Consommation de crack: Harper ne juge pas Rob Ford

Stephen Harper refuse de porter un jugement sur la consommation de crack d’un de ses supporters alors que la campagne conservatrice fait des publicités prétendant que Justin Trudeau veut vendre de la marijuana aux enfants.

Le chef conservateur était en campagne à Brantford, en Ontario, mercredi. La veille, Rob Ford, l’ex-maire de Toronto, et son frère Doug étaient assis aux premières loges à l’événement de campagne de M. Harper à Etobicoke.

Depuis longtemps, les frères Ford claironnent leur appui au Parti conservateur fédéral. Les frasques de Rob Ford ont fait les manchettes en 2013 alors qu’il était maire et consommait alcool et drogue, sans s’en cacher.
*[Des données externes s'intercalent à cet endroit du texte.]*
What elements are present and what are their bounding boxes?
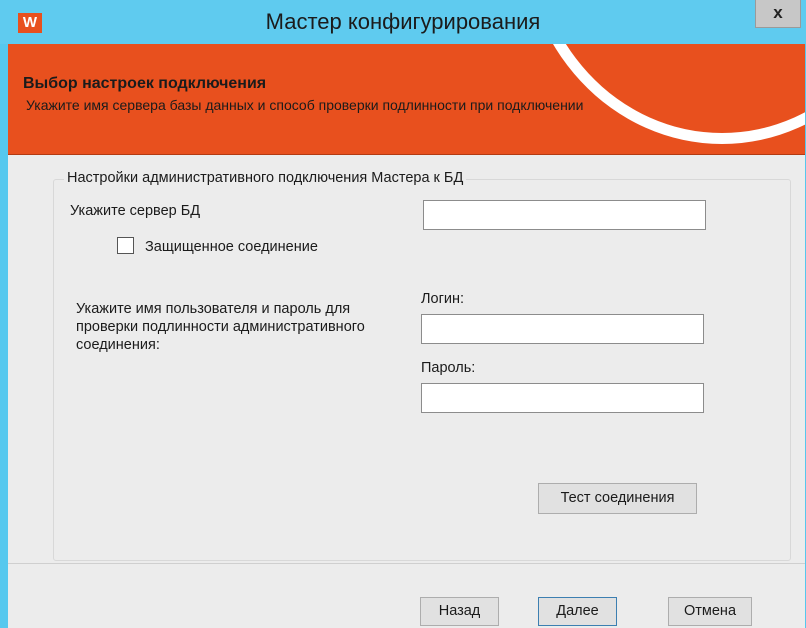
title-bar[interactable]: W Мастер конфигурирования x xyxy=(0,0,806,44)
wizard-body: Настройки административного подключения … xyxy=(8,155,805,563)
password-input[interactable] xyxy=(421,383,704,413)
login-input[interactable] xyxy=(421,314,704,344)
step-title: Выбор настроек подключения xyxy=(23,75,267,92)
wizard-footer: Назад Далее Отмена xyxy=(8,564,805,628)
group-legend: Настройки административного подключения … xyxy=(64,170,467,186)
server-label-text: Укажите сервер БД xyxy=(70,203,201,219)
window-title: Мастер конфигурирования xyxy=(265,9,541,34)
wizard-header-banner: Выбор настроек подключения Укажите имя с… xyxy=(8,44,805,155)
server-label: Укажите сервер БД xyxy=(70,202,200,220)
auth-description: Укажите имя пользователя и пароль для пр… xyxy=(76,301,365,353)
password-label: Пароль: xyxy=(421,360,476,376)
secure-connection-checkbox[interactable] xyxy=(117,237,134,254)
secure-connection-label[interactable]: Защищенное соединение xyxy=(145,238,318,256)
cancel-button[interactable]: Отмена xyxy=(668,597,752,626)
test-connection-button[interactable]: Тест соединения xyxy=(538,483,697,514)
next-button[interactable]: Далее xyxy=(538,597,617,626)
step-description: Укажите имя сервера базы данных и способ… xyxy=(26,97,584,113)
configuration-wizard-window: W Мастер конфигурирования x Выбор настро… xyxy=(0,0,806,628)
login-label: Логин: xyxy=(421,291,465,307)
server-input[interactable] xyxy=(423,200,706,230)
back-button[interactable]: Назад xyxy=(420,597,499,626)
header-decor-arc xyxy=(522,44,805,144)
close-button[interactable]: x xyxy=(755,0,801,28)
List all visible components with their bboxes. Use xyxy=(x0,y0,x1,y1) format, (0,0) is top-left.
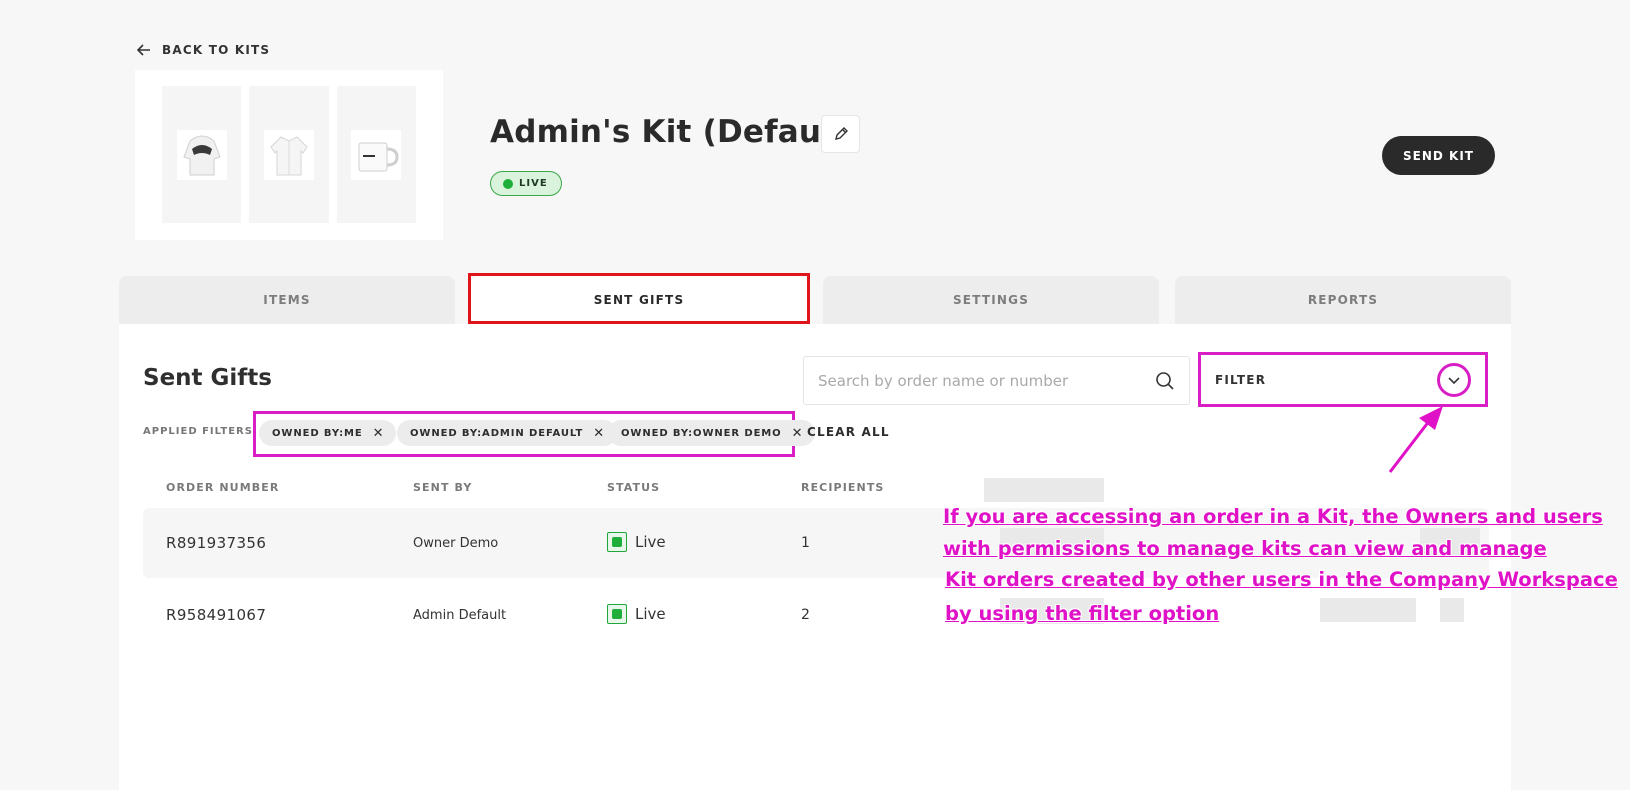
blurred-cell xyxy=(1440,598,1464,622)
clear-all-button[interactable]: CLEAR ALL xyxy=(807,425,890,439)
filter-chip-owned-by-admin-default: OWNED BY:ADMIN DEFAULT ✕ xyxy=(397,420,618,446)
status-badge: LIVE xyxy=(490,171,562,196)
kit-thumbnail[interactable] xyxy=(162,86,242,223)
tab-highlight-box xyxy=(468,273,810,324)
tab-settings[interactable]: SETTINGS xyxy=(823,276,1159,324)
recipients-cell: 1 xyxy=(801,535,810,551)
annotation-line: Kit orders created by other users in the… xyxy=(945,568,1618,591)
blurred-cell xyxy=(1320,598,1416,622)
filter-chip-owned-by-owner-demo: OWNED BY:OWNER DEMO ✕ xyxy=(608,420,816,446)
close-icon[interactable]: ✕ xyxy=(593,426,605,441)
pencil-icon xyxy=(834,127,848,140)
send-kit-button[interactable]: SEND KIT xyxy=(1382,136,1495,175)
recipients-cell: 2 xyxy=(801,607,810,623)
chevron-down-icon[interactable] xyxy=(1437,362,1471,397)
filter-chip-label: OWNED BY:OWNER DEMO xyxy=(621,427,782,439)
live-status-icon xyxy=(607,532,627,552)
close-icon[interactable]: ✕ xyxy=(373,426,385,441)
sent-by-cell: Owner Demo xyxy=(413,536,499,551)
filter-dropdown[interactable]: FILTER xyxy=(1201,355,1485,404)
jacket-image xyxy=(263,129,314,180)
back-to-kits-link[interactable]: BACK TO KITS xyxy=(136,42,270,58)
search-input[interactable]: Search by order name or number xyxy=(803,356,1190,405)
filter-chip-label: OWNED BY:ME xyxy=(272,427,363,439)
status-cell: Live xyxy=(607,532,666,552)
kit-thumbnails xyxy=(135,70,443,240)
column-header-status: STATUS xyxy=(607,481,661,494)
search-icon[interactable] xyxy=(1155,371,1175,391)
status-badge-label: LIVE xyxy=(519,178,548,189)
applied-filters-label: APPLIED FILTERS: xyxy=(143,426,258,437)
edit-kit-button[interactable] xyxy=(821,115,860,153)
status-text: Live xyxy=(635,605,666,623)
annotation-line: If you are accessing an order in a Kit, … xyxy=(943,505,1603,528)
annotation-line: by using the filter option xyxy=(945,602,1220,625)
live-status-icon xyxy=(607,604,627,624)
section-title: Sent Gifts xyxy=(143,365,272,391)
tab-reports[interactable]: REPORTS xyxy=(1175,276,1511,324)
kit-thumbnail[interactable] xyxy=(336,86,416,223)
hoodie-image xyxy=(176,129,227,180)
blurred-column-header xyxy=(984,478,1104,502)
kit-title: Admin's Kit (Default) xyxy=(490,114,862,150)
column-header-sent-by: SENT BY xyxy=(413,481,473,494)
arrow-left-icon xyxy=(136,44,150,56)
status-text: Live xyxy=(635,533,666,551)
annotation-arrow-icon xyxy=(1388,406,1443,473)
filter-chip-owned-by-me: OWNED BY:ME ✕ xyxy=(259,420,397,446)
search-placeholder: Search by order name or number xyxy=(818,371,1069,390)
order-number-cell[interactable]: R891937356 xyxy=(166,534,266,552)
column-header-recipients: RECIPIENTS xyxy=(801,481,885,494)
tab-items[interactable]: ITEMS xyxy=(119,276,455,324)
column-header-order-number: ORDER NUMBER xyxy=(166,481,280,494)
mug-image xyxy=(351,129,402,180)
live-dot-icon xyxy=(503,178,513,189)
back-to-kits-label: BACK TO KITS xyxy=(162,43,271,57)
kit-thumbnail[interactable] xyxy=(249,86,329,223)
sent-by-cell: Admin Default xyxy=(413,608,507,623)
order-number-cell[interactable]: R958491067 xyxy=(166,606,266,624)
close-icon[interactable]: ✕ xyxy=(792,426,804,441)
status-cell: Live xyxy=(607,604,666,624)
annotation-line: with permissions to manage kits can view… xyxy=(943,537,1547,560)
filter-chip-label: OWNED BY:ADMIN DEFAULT xyxy=(410,427,584,439)
filter-label: FILTER xyxy=(1215,372,1267,387)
Lorsque deux journalistes mercredi ont demandé, tour à tour, au chef conservateur de justifier son association avec l’ex-maire « fumeur de crack », M. Harper a répondu qu’il n’allait pas « porter ce genre de jugements » et que « l’appui de cette famille pour notre parti est de longue date et bien connu ».

Pendant ce temps, des publicités conservatrices sont apparues dans des médias de Toronto et Vancouver où on accuse, faussement, Justin Trudeau de vouloir ouvrir des bordels dans les quartiers et vendre de la marijuana aux enfants.

 

« Il mise toujours sur la division, les attaques, et ne s’empêche jamais de dire des faussetés aux Canadiens quand ça l’arrange », a dit M. Trudeau de son rival conservateur, répétant que ces tactiques « ne sont pas dignes d’un premier ministre ».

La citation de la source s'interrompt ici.